Menteri ESDM Lanjutkan Kunjungan ke Badan Litbang

05 November 2016, 03:05 WIB
Oleh : Annisa Lestari Ciptaningtyas

Bisnis.com, JAKARTA – Menteri Energi dan Sumber Daya Mineral (ESDM) Ignasius Jonan beserta Wakil Menteri ESDM Arcandra Tahar, Jumat (4/11), melakukan tatap muka langsung dengan pejabat dan staf Badan Penelitian dan Pengembangan (Badan Litbang) ESDM di Cipulir, Jakarta.

Pertemuan tersebut menyusul rangkaian tatap muka lain yang telah terlebih dahulu dilaksanakan di Sekretariat Jenderal, Inspektorat Jenderal, Direktorat Jenderal (Ditjen) Minyak dan Gas Bumi (Migas), Ditjen Mineral dan Batubara (Minerba), Ditjen Ketenagalistrikan, Ditjen Energi Baru, Terbarukan, dan Konservasi Energi (EBTKE), Badan Pengembangan Sumber Daya Manusia ESDM, Sekretariat Dewan Energi Nasional, dan BPH Migas.

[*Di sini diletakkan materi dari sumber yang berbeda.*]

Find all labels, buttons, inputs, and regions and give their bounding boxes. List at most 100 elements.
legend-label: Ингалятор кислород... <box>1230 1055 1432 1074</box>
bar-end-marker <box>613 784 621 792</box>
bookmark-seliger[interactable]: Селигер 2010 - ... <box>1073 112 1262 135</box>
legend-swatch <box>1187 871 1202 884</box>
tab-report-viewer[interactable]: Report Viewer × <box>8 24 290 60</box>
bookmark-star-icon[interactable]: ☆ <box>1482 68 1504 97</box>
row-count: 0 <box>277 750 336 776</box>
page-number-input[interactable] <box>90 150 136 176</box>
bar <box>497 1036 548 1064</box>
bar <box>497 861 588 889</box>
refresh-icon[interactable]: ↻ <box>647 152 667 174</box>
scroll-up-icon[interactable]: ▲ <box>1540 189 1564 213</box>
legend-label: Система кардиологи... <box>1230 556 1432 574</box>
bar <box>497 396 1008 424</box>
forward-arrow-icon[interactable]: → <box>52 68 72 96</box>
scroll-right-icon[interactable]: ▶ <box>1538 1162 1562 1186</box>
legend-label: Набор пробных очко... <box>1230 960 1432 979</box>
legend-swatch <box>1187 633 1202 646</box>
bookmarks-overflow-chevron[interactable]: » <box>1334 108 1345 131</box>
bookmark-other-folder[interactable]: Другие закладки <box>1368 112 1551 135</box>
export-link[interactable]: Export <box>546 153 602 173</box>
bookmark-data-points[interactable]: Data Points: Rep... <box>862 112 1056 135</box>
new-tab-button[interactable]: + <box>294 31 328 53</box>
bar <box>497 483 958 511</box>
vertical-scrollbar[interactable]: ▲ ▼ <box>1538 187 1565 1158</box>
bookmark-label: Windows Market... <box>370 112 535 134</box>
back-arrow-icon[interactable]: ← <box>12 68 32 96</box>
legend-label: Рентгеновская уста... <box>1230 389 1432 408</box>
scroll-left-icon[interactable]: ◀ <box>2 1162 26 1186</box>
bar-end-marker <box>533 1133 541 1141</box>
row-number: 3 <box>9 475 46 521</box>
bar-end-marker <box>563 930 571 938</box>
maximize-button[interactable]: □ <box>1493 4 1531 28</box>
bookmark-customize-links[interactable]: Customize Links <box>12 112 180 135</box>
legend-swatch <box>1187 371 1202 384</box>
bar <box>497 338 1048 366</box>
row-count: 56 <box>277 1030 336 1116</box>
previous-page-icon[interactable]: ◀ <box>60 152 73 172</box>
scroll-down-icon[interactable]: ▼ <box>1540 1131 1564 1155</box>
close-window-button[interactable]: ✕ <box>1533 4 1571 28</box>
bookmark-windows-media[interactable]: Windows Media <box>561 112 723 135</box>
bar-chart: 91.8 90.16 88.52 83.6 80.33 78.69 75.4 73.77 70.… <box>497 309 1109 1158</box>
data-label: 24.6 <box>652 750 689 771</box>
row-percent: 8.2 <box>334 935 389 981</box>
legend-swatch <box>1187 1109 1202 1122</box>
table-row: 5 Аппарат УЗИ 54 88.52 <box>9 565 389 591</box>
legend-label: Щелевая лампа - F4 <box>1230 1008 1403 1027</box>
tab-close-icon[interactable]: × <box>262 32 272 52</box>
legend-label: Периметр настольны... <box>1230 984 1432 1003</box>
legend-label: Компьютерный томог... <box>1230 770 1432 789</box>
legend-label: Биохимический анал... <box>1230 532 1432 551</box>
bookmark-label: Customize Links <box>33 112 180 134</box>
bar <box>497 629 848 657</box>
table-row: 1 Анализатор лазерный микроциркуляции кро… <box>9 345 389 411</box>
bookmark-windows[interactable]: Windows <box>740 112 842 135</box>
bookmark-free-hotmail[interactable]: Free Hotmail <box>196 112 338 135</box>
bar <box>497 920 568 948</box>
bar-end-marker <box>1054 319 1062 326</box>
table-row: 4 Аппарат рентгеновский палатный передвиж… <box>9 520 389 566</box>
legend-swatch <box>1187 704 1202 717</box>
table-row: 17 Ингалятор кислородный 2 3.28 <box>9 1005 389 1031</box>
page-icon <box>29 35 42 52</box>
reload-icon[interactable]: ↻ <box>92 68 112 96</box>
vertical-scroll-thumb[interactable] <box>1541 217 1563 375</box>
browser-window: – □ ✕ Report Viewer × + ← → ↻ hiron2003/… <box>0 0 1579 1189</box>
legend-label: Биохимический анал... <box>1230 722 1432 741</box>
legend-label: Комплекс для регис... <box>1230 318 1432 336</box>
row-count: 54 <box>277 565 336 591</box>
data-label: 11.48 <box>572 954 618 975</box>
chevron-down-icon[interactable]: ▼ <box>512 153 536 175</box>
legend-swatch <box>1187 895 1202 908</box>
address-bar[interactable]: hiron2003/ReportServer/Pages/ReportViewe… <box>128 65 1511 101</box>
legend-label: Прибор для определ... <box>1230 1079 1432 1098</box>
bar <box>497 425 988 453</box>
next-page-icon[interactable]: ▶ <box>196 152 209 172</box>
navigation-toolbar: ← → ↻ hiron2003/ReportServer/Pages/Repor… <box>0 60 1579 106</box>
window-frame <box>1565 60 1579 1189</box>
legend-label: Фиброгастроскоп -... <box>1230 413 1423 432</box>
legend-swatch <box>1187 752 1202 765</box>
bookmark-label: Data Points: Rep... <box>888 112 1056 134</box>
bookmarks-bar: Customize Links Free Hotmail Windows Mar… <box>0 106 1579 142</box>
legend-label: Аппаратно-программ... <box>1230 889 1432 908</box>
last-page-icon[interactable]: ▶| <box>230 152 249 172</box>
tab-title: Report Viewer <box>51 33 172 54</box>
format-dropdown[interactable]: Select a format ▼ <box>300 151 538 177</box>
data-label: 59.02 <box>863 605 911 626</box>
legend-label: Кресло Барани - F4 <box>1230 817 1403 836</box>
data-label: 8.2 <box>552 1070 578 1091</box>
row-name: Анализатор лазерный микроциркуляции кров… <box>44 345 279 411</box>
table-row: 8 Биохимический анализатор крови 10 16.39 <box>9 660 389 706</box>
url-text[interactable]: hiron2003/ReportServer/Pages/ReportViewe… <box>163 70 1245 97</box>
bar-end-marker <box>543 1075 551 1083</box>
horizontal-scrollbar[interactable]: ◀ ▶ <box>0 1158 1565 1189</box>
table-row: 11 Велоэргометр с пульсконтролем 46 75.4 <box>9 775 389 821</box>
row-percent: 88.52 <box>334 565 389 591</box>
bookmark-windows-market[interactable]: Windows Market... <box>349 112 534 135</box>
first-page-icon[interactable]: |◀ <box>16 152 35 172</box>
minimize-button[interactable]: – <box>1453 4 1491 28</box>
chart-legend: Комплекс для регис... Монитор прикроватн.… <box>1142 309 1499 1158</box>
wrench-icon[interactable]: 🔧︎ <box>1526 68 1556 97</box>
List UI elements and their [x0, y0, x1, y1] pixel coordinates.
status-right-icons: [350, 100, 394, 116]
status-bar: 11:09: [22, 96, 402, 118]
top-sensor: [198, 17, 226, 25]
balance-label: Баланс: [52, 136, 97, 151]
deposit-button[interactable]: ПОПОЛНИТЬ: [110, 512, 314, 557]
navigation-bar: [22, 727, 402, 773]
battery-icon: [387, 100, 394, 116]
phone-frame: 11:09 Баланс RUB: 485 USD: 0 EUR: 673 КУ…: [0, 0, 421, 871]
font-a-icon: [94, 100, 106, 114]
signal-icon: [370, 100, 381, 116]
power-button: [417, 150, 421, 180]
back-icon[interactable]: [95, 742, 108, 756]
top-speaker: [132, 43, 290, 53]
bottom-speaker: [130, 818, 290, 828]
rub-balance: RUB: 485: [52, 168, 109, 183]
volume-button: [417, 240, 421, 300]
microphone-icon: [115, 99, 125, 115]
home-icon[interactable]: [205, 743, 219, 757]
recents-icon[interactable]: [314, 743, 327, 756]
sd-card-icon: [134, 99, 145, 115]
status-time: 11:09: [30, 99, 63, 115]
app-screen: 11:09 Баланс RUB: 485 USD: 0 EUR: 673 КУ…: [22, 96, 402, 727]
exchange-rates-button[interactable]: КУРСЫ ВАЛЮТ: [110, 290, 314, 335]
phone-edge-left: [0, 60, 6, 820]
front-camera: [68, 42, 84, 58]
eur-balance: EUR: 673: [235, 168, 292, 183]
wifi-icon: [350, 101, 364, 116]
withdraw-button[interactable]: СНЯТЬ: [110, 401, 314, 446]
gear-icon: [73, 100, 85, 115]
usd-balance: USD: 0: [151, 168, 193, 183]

Menteri ESDM Ignasius Jonan (kiri) bersama Wamen ESDM Arcandra Tahar (kanan) meninggalkan ruangan seusai upacara pelantikan di Istana Negara, Jakarta, Jumat (14/10). Presiden melantik Ignasius Jonan sebagai Menteri Energi dan Sumber Daya Mineral, sementara Arcandra Tahar sebagai Wakil Menteri ESDM pada sisa masa tugas Kabinet Kerja 2014-2019. ANTARA FOTO/Yudhi Mahatma/Spt/16

Menteri ESDM Ignasius Jonan (kiri) bersama Wamen ESDM Arcandra Tahar (kanan)

Acara tatap muka dimulai dengan One on One Meeting Menteri dan Wakil Menteri ESDM dengan jajaran pejabat dan peneliti di Badan Litbang ESDM. Rapat ini dimulai dengan paparan oleh Kepala Badan Litbang mengenai capaian, tantangan, serta isu hukum terkait Badan Litbang.

Saat ini, Badan Litbang ESDM telah memiliki 21 Hak Paten, 8 Hak Paten Sederhana, 27 Hak Cipta, dan 1 Merek, baik di sektor Migas, Ketenagalistrikan, EBTKE, Minerba, maupun Geologi Kelautan.

Seusai pemaparan oleh Kepala Badan Litbang, Menteri ESDM, mengatakan bahwa penelitian harus dapat diterapkan untuk memberikan manfaat kepada masyarakat. “Ada satu hal di antara hasil penelitian sampai manfaat kepada masyarakat itu yakni komersialisasi. Saya minta hasil penelitian ini bisa dijual, apakah bayar royalti dan sebagainya, sehingga Badan Litbang bisa mendapatkan penerimaan lebih dari anggaran yang dialokasikan setiap tahunnya,” ujar Jonan dalam rilisnya, Jumat (4/11) malam.

Lebih lanjut, Menteri ESDM juga menyebutkan bahwa penelitian yang dilakukan harus bersumber dari kebutuhan masyarakat. “Tolong peneliti banyak berkomunikasi dengan masyarakat. Dicari kebutuhannya apa. Jangan meneliti hanya atas dasar aspirasi sendiri,” tutur Menteri ESDM.